Monday, April 03, 2006

Statistics and weekend updates

The kid has gotten to the constantly active stage. No, that's inaccurate. The kid sleeps when I walk (or I can't tell if it is moving when I walk) but if I'm sitting for any period of time (drive in the car, eating breakfast, resting for a moment on the docent tour of the art museum) the kid bounces around. It actually got a little tiring Saturday morning when we were catching up on our TiVo from being constantly poked and jabbed.

It's gotten a little easier for Mistah Hoovah to feel the baby, but he still has to put his hands so low on me to feel it that I'm not comfortable inviting others to feel it yet. Once the kid's kicking somewhere higher than a bikini line, it'll be fine.

Other news: There's an article in the NY Times I read this morning about the prosecution of midwives in Indiana for attending home births, which had this interesting factoid: 99 percent of all births in this country are in hospitals. That's 99 freaking percent. Of those who deliver in hospitals, 8% are attended by midwives. What about the other 1%? Quoting the Times now: "Two-thirds of the remaining births are in homes, and the last third in freestanding birthing centers."

I feel as stunned as I felt when I heard that only 7% of people in this country with TV have TiVo or DVRs or the like. [This also came from the Times, and I don't know if it includes non-commercial solutions like D&L have or just subscribers to DVR/TiVo services.] It seems like most of the people I know have some form of DVR/TiVo, and it just boggles my mind that more people don't have a DVR. But then maybe we're moving in privileged circles.

3 of 4 couples in our birth class are giving birth at our freestanding birth center, and those are all the pregnant people we know right now. I know that from my research when we were still in Colorado, the nearest freestanding birth center was in Boulder, which was a good 45-minute drive from our house (and caused some minor speculative discussions about what driving to Boulder in labor would be like and what delivering in Hygiene, CO would be like since that is where our damn cars always broke down on the Boulder-Loveland drive). So maybe it's a question of access/availability of birth centers.

But maybe it's just the fear - all the 'what ifs' that Silverstein sung the praises of. Someone in a white coat says, "But you wouldn't want anything to happen to The Baby, would you?" and off you go. I'm not discounting hospitals for people who really need them - if you are high-risk and you need a neo-natal unit there ready to go, then get yourself to the hospital. But until someone tells me I'm high-risk, I'll be in the birth center with the people who just birth babies and will let me stay in one room from the time I check in until the time I go home, aren't interested quite so much in throughput/yield/scheduling, and don't have an OR in the next room.

One of my midwives told me at the last visit to enjoy pregnancy, and I've been thinking on that a lot.
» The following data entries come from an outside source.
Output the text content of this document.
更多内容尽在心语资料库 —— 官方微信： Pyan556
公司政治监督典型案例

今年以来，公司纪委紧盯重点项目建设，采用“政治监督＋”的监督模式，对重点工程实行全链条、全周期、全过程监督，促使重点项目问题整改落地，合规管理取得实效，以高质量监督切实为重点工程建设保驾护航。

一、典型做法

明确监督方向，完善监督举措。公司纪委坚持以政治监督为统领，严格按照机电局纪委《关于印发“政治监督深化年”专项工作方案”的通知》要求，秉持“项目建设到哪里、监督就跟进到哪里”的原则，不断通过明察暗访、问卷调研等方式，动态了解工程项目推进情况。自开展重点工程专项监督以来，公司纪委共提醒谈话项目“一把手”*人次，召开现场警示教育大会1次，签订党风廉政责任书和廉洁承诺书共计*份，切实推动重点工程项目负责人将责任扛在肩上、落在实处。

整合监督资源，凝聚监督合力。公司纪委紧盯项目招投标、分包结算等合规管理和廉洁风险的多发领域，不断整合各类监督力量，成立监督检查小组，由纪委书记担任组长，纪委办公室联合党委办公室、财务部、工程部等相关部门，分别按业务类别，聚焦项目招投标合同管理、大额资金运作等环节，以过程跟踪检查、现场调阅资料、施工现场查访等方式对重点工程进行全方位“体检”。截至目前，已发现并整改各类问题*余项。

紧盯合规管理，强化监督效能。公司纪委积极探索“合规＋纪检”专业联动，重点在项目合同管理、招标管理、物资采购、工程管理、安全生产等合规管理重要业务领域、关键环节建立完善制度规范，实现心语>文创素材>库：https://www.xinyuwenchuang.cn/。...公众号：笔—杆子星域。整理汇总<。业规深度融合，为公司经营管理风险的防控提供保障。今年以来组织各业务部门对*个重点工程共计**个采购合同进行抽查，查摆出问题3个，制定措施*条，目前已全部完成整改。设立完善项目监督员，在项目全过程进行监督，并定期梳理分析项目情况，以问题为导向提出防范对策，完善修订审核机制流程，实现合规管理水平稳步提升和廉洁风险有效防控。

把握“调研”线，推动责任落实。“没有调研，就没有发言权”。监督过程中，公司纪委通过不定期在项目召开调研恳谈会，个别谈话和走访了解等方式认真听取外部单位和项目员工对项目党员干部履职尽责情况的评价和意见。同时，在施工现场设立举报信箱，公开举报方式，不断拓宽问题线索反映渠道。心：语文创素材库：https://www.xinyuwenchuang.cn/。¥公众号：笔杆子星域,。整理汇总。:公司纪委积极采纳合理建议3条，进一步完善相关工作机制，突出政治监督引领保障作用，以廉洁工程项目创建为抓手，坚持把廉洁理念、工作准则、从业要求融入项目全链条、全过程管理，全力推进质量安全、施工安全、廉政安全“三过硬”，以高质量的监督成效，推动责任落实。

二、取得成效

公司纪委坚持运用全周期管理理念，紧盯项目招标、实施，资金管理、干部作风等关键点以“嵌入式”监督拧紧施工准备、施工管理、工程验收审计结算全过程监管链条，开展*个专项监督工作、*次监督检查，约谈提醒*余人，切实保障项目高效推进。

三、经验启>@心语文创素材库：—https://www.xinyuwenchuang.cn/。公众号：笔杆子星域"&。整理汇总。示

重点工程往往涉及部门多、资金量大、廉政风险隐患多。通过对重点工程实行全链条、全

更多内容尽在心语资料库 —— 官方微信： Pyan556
Early on, I thought there was something wrong because there was nothing wrong: a little nausea, but no puking; the work-then-nap-then-dinner-then-nap pattern of late November-December; no cravings; no gargantuan belly at this point. There's something messed up when I'm thinking there's something wrong because there's nothing wrong. It's been fun recently to have a little jostling presence to remind me, I'm here and boy, I am a mover and a shaker. Hopefully it'll continue to be fun.